VENTRICULAR ARRHYTHMIAS

• Premature Ventricular Complexes (PVCs): Characterized by wide, bizarre QRS complexes without a preceding P wave, often felt as palpitations, and require further evaluation depending on frequency and symptoms.

• Ventricular Tachycardia (Vtach): Defined by 3 or more PVCs occurring in succession; the condition can be sustained (emergency) or nonsustained (less severe). Treatment generally includes antiarrhythmic medication, with sustained Vtach requiring urgent intervention.

• Ventricular Fibrillation (Vfib): This erratic pattern results in loss of mechanical contractility, requiring immediate defibrillation to restore normal rhythm, as it can lead to sudden cardiac death.

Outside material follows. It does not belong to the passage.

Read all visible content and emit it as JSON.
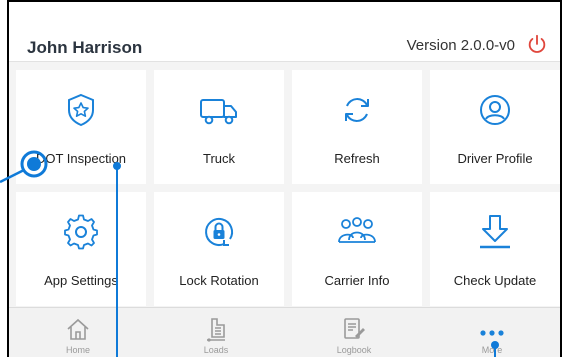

• Torsades de Pointes: Recognized by rapidly twisting QRS complexes, this is a medical emergency often triggered by electrolyte imbalances (e.g., hypomagnesemia) necessitating cardioversion and addressing underlying causes.

MYOCARDIAL INFARCTION INDICATORS

• Zone of Infarction: Pathological Q waves can be observed, indicating past myocardial damage.

• Zone of Injury: A depressed ST segment on the ECG reflects myocardial injury due to ischemia, indicating an acute process that may require further intervention.

• Zone of Ischemia: T-wave inversions can suggest areas of decreased blood flow, and prompt assessment and treatment to prevent further cardiac injury are necessary.